Protein engineering of Bacillus thuringiensis delta-endotoxin: mutations at domain II of CryIAb enhance receptor affinity and toxicity toward gypsy moth larvae

Abstract

Substitutions or deletions of domain II loop residues of Bacillus thuringiensis delta-endotoxin CryIAb were constructed using site-directed mutagenesis techniques to investigate their functional roles in receptor binding and toxicity toward gypsy moth (Lymantria dispar). Substitution of loop 2 residue N372 with Ala or Gly (N372A, N372G) increased the toxicity against gypsy moth larvae 8-fold and enhanced binding affinity to gypsy moth midgut brush border membrane vesicles (BBMV) approximately 4-fold. Deletion of N372 (D3), however, substantially reduced toxicity (> 21 times) as well as binding affinity, suggesting that residue N372 is involved in receptor binding. Interestingly, a triple mutant, DF-1 (N372A, A282G and L283S), has a 36-fold increase in toxicity to gypsy moth neonates compared with wild-type toxin. The enhanced activity of DF-1 was correlated with higher binding affinity (18-fold) and binding site concentrations. Dissociation binding assays suggested that the off-rate of the BBMV-bound mutant toxins was similar to that of the wild type. However, DF-1 toxin bound 4 times more than the wild-type and N372A toxins, and it was directly correlated with binding affinity and potency. Protein blots of gypsy moth BBMV probed with labeled N372A, DF-1, and CryIAb toxins recognized a common 210-kDa protein, indicating that the increased activity of the mutants was not caused by binding to additional receptor(s). The improved binding affinity of N372A and DF-1 suggest that a shorter side chain at these loops may fit the toxin more efficiently to the binding pockets. These results offer an excellent model system for engineering delta-endotoxins with higher potency and wider spectra of target pests by improving receptor binding interactions.

Figure 1

Comparison of the yields and stability of wild-type CryIAb and mutant δ-endotoxins on SDS/10% PAGE. (A) Protoxins, (B) trypsin-activated toxins, and (C) Western blot analysis of wild-type and mutant toxins after digestion with gypsy moth gut juice are shown. Masses of the protein markers (in kilodaltons) are shown on the left.

Figure 2

Comparison of CD spectra of thermally denatured wild-type and mutant toxins.

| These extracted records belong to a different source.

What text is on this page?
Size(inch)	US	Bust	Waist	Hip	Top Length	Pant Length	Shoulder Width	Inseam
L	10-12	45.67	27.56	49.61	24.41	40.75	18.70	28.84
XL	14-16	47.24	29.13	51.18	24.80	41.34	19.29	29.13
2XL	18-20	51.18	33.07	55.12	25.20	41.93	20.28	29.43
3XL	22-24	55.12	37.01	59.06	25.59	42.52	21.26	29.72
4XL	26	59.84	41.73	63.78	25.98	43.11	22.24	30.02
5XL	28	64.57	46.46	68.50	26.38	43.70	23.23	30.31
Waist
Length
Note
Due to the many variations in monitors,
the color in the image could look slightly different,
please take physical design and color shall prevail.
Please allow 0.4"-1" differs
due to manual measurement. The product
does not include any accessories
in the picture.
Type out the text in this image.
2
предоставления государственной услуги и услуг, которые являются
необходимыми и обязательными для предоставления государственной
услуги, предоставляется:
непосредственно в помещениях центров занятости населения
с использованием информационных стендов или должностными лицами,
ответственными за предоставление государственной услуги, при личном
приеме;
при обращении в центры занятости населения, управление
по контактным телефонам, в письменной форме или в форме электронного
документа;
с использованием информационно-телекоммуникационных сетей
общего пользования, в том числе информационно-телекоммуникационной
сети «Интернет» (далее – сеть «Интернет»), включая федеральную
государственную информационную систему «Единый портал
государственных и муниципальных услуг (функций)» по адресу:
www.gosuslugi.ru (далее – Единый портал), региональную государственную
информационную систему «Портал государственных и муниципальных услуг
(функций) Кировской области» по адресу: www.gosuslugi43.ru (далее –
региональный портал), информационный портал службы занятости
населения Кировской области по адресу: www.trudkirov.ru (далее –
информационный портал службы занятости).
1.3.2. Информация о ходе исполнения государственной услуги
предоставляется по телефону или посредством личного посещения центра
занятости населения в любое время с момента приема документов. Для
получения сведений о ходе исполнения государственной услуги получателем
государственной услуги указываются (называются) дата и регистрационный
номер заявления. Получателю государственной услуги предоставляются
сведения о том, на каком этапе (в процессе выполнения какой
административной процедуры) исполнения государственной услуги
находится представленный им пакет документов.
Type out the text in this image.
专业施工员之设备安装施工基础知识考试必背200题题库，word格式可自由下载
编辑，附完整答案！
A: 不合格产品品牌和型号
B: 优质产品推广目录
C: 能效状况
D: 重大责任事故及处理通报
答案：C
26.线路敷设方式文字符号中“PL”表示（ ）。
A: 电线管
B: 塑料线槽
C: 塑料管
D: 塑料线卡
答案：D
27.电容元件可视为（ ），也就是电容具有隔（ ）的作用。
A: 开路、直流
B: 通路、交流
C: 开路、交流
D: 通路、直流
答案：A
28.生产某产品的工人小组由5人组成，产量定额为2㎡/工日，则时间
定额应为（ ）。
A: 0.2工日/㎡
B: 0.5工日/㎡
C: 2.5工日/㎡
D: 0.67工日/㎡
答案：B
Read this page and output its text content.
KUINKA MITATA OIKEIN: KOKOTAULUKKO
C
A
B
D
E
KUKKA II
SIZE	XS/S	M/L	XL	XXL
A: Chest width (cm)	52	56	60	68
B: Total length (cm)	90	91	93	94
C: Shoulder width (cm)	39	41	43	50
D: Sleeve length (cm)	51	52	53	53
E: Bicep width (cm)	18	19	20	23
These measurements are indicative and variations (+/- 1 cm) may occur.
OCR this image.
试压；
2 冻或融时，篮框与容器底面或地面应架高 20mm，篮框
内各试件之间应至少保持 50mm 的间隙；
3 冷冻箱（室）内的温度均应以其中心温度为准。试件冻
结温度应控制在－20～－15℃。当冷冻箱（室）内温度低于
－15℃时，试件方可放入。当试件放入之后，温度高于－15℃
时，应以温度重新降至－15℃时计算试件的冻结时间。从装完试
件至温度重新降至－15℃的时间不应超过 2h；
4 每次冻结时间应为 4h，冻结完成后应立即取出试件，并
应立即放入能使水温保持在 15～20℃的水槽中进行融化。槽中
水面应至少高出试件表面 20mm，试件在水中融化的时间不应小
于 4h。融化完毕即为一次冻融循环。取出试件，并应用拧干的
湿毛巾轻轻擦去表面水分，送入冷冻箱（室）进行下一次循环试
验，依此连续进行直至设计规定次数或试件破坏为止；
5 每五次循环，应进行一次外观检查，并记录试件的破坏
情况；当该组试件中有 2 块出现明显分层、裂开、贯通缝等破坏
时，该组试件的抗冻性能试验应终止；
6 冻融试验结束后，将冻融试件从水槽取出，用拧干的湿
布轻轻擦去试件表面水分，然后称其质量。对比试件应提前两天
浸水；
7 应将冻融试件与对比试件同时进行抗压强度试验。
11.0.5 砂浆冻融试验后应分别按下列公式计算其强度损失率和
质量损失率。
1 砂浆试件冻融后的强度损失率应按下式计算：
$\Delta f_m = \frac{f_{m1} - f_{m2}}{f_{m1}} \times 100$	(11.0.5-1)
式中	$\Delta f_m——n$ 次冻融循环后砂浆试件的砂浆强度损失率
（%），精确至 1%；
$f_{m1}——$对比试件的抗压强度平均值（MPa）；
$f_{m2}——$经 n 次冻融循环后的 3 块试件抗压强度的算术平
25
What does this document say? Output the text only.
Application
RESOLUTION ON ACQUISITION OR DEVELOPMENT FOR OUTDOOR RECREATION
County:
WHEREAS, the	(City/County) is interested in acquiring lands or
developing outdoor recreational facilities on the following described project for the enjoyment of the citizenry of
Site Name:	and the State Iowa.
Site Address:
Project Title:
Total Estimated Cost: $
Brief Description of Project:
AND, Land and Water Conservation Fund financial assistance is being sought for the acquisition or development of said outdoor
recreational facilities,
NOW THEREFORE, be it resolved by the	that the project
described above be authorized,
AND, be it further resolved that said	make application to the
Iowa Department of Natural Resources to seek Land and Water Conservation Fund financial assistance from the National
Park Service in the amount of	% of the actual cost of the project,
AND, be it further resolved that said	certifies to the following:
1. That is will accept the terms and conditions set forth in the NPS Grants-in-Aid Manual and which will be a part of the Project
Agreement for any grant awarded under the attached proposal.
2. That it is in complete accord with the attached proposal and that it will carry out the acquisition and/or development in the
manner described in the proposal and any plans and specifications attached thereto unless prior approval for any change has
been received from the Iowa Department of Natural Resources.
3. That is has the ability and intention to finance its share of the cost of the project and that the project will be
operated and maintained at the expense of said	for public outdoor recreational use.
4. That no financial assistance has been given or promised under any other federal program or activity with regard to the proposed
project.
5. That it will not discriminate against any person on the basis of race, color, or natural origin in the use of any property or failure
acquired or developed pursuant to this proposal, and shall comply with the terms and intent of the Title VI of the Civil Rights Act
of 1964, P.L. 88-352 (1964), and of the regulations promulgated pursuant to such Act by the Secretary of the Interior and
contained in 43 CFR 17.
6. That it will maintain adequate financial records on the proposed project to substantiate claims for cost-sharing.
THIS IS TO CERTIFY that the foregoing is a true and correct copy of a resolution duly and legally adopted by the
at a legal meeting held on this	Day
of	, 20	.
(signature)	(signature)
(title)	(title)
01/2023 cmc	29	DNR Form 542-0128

Trypsin-activated toxins were subjected to thermal denaturation in the presence of 0.1 M guanidine hydrochloride and scanned on a Spex CD6 spectrophotometer.

Figure 3

Saturation binding of ¹²⁵I-labeled (1 nM) wild-type and mutant toxins. Toxins were labeled as described (8) and were incubated with increasing concentrations of gypsy moth BBMV (2.5 to 200 μg/ml).

Figure 4

Heterologous competition binding of ¹²⁵I-labeled wild-type (1 nM) in the presence of increasing concentrations on nonlabeled CryIAb, N372A, N372G, DF-1, and D3 toxins. Gypsy moth BBMV (200 μg/ml per tube) was used, and each point is an average value of three individual experiments. Binding is expressed as a percentage of the total amount bound upon incubation with labeled toxin.

Figure 5

Dissociation of membrane-bound ¹²⁵I-labeled wild-type and mutant toxins. Gypsy moth BBMV (20 μg per 100 μl) was incubated with 1 nM labeled toxins (association reaction) for 1 h. At the end of association reaction, 100 nM concentration of corresponding nonlabeled toxin was added to the test samples, and incubation (postbinding) was stopped at different time intervals. Nonspecific binding was obtained by incubating the labeled toxin with BBMV in the presence of a 1000-fold excessive corresponding nonlabeled toxin, and the value was subtracted from the total binding. (Inset) BBMV-bound labeled toxins at the end of association binding were resolved on SDS/10% PAGE and autoradiographed. The amounts of DF-1, N372A, CryIAb, and D3 toxins bound to the vesicles were 6050, 2200, 1390, and 321 cpm, respectively.

Figure 6

Binding of ¹²⁵I-labeled toxins to protein blots of gypsy moth BBMV proteins. A total of 40 μg of BBMV proteins was blotted and probed with 3 nM of labeled toxins.

Figure 7

Inhibition of I_sc across gypsy moth midgut by wild-type and mutant toxins. A total of 6.5 ng of toxin per ml was injected into the lumen side of the chamber in separate experiments, and the drop in I_sc was measured. The I_sc measured before the addition of the toxin was considered as 100%. Each point is an average of three independent experiments.